Ayi adalah satu dari ratusan petani kopi yang menggantungkan hidupnya di lahan milik Perhutani di kawasan Gunung Puntang, Kabupaten Bandung. Dibandingkan para petani kopi lain di sana, Ayi tergolong masih baru.

“Belum lama. Belum genap lima tahun,” ujarnya di sela kegiatannya menjemur kopi di selternya yang sederhana tapi asri di kaki Gunung Puntang.

Selter yang dikelola Ayi berada di ujung Kampung Kolelega, Desa Pasirmulya, Kecamatan Banjaran, Kabupaten Bandung. Dari Jalan Ciapus di Alun-alun Banjaran bisa ditempuh dalam 20 menit. Ikuti saja jalan tersebut, dan hampir pasti tak akan tersesat.

Seperti selter-selter kopi umumnya yang banyak terdapat di Gunung Puntang, fasilitas selter yang dikelola Kelompok Tani Murbeng, tempat Ayi bergabung, lumayan komplet. Mulai dari tempat untuk mencuci dan menjemur kopi lengkap dengan dua greenhouse berukuran sekitar 3,5 meter kali delapan meter, bangunan utama untuk tinggal, ruang pulping dan ruang roasting, hingga lumbung kecil untuk menyimpan hasil panen.
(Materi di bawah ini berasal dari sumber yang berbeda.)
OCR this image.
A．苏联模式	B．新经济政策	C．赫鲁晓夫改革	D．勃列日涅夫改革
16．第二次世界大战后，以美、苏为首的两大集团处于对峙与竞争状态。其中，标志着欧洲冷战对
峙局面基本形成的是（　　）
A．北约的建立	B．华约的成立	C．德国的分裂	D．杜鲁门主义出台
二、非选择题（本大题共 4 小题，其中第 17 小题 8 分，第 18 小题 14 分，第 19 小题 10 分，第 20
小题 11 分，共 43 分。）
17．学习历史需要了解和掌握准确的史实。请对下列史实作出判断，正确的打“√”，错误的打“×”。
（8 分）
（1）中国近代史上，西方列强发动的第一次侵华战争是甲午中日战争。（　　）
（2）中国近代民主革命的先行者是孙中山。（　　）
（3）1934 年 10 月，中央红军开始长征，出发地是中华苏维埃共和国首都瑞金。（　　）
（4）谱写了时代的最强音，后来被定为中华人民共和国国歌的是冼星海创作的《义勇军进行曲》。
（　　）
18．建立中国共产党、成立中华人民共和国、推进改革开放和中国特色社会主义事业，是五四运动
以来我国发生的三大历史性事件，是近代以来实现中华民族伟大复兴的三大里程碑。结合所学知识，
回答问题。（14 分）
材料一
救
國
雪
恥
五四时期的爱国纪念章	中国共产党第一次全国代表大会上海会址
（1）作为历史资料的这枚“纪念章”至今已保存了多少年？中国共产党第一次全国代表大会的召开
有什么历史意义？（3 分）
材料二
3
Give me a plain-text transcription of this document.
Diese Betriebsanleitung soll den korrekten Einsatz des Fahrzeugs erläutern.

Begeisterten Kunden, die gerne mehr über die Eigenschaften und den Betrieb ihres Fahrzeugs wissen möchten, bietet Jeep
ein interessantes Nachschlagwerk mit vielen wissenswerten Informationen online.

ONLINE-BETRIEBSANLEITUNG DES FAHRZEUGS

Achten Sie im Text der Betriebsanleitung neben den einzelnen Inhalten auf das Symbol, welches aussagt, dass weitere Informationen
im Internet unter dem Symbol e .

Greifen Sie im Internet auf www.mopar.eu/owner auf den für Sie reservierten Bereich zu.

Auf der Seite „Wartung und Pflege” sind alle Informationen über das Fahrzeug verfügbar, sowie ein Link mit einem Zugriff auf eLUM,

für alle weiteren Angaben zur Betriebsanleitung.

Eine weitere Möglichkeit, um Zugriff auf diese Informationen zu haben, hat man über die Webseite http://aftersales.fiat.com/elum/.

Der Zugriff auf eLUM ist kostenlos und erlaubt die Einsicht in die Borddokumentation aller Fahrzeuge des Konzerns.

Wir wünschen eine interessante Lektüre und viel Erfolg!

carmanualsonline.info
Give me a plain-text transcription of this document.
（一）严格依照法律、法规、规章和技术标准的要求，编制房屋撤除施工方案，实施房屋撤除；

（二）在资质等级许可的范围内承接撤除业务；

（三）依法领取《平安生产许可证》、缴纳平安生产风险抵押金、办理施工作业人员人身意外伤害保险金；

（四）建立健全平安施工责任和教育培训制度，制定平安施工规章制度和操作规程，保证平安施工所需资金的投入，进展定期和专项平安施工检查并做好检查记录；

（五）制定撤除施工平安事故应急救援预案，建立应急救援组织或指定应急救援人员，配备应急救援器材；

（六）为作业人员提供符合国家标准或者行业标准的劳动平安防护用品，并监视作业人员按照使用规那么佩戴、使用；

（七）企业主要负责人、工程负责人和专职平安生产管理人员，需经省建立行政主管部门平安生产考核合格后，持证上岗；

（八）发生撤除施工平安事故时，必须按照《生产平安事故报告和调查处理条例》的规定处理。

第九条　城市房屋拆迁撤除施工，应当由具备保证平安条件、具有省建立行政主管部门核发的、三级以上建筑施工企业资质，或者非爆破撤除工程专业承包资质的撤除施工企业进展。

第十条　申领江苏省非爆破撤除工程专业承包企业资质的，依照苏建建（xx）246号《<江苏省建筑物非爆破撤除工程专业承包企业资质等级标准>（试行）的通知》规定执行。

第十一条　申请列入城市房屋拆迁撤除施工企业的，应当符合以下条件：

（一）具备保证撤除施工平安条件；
“Kopi yang kami hasilkan memang belum banyak. Tapi ini hasil yang menggembirakan dan sangat menjanjikan,” ujar Ayi.

Karena masih sedikit inilah, kata Ayi, kopi arabika yang ia dan kelompok taninya tanam baru untuk memenuhi pasar dalam negeri. Dengan makin menjamurnya kafe-kafe yang khusus menyediakan kopi, menurut Ayi, pasar di dalam negeri ini sebenarnya masih sangat luas.

“Yang diperlukan adalah membuka akses pasar untuk para petani agar mereka bisa bertransaksi langsung dengan para pembeli. Inilah yang sebenarnya kami perjuangkan, selain tentunya soal konservasi lahan yang sejak awal menjadi perhatian kami,” kata Ayi, yang sejauh ini baru mengelola lima hektar lahan di Gunung Puntang.

Pola Tanam
Ayi mengatakan, rusaknya kawasan hutan ini dahulu tak lain karena pola tanam keliru yang dilakukan warga secara turun-temurun. Kawasan hutan produksi yang seharusnya ditanami tanaman keras banyak dimanfaatkan sebagai kebun sayuran.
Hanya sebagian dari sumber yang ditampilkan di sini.